Security comes first. The federal government will set high standards, and we will enforce them.

These have been difficult days for Americans who fly and for American aviation. A proud industry has been hit hard. But this nation has seen the dedication and spirit of our pilots and flight crews and the hundreds of thousands of hard-working people who keep America flying. We know they will endure. I'm confident this industry will grow and prosper.

The holidays will soon be here. Even after the last few months, we have much to be thankful for: We have a great country. We're a great people. We have our faith, our families and our friends. And thanks to this bill, we have a new commitment to security in the air, and that's good news, as Americans travel to celebrate this season with their loved ones.

It is now my honor to sign this important piece of legislation.

HEMMER: He says it's a call to action to give Americans greater confidence when they fly, and now the sweeping federal aviation measure has been signed into law. Among the provisions, more secured cockpit doors, an increase of air marshals flying on board U.S. airplanes across the country. Screeners. This was the sticky point. Screeners will be federal workers for at least a period of three years. And certainly this agreement comes at a critical time. It's the beginning of the holiday season this week. However, the full implementation of this program to get it up to full speed may take some time.

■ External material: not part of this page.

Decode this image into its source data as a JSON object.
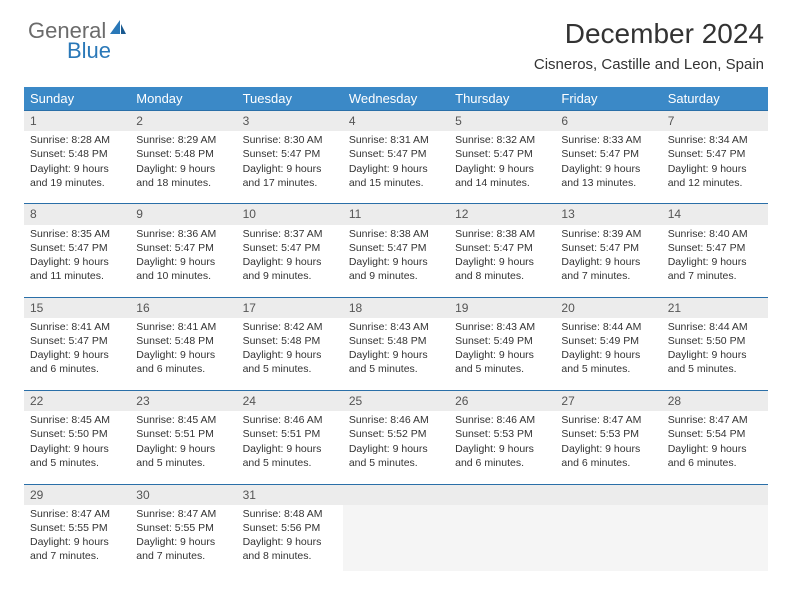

Couple of provisions involved here. To get them over the final sticking point, as of last Friday, five airports will participate in what's called a "pilot program" in which security is provided by private contracts as it tests the effectiveness of that particular option. Also in three years' time, according to the bill, now law, airports will have the option to decide whether they want to continue federal workers or switch back to private screeners, but certainly it has been a major issue for people all across the country, trying to get them back on the airplanes and trying to make sure they know that, indeed, their safety is secure on board U.S. airlines.

The Senate passed it on Friday in a voice vote. The House followed suit later that day. And after weeks of wrangling and conference committees and behind the scenes conversations, this measure has been approved overwhelmingly, we should add, by the Congress and the president. And the White House saying it is indeed a measure and a bill that they can live with. As the president moves through the crowd there, certainly a scene that many people throughout the avation -- aviation industry wanted to see happen.

You might remember after the events of 9-11, it was this very airport, Reagan National, that stayed closed longer than any other airport in the country. There were concerns about the flight path here heading over Washington, D.C., knowing the Pentagon was hit earlier. A number of targets in the immediate vicinity of that airport. Within three miles as the crow flies, and there was concern that indeed future action may put some of those monuments, including the White House, the Capitol Building, and others, in peril if, indeed, security not watched more closely. However, the measure has been signed into law. And as the president works way through the crowd, we will get a short time out.

One thing keep you posted on right now, we're also watching the Secretary of State Colin Powell from Louisville, Kentucky. He's there on the campus grounds of the University of Louisville. Said to deliver a major policy speech regarding the future of the Middle East. Now how the U.S. would intervene at this time between the Israelis and the Palestinians. We expect that speech in about 10 minutes' time. We'll have it for you live when it happened. But, as we stand right now, the federal aviation measure is now law in the U.S. We'll see where it goes from here, folks.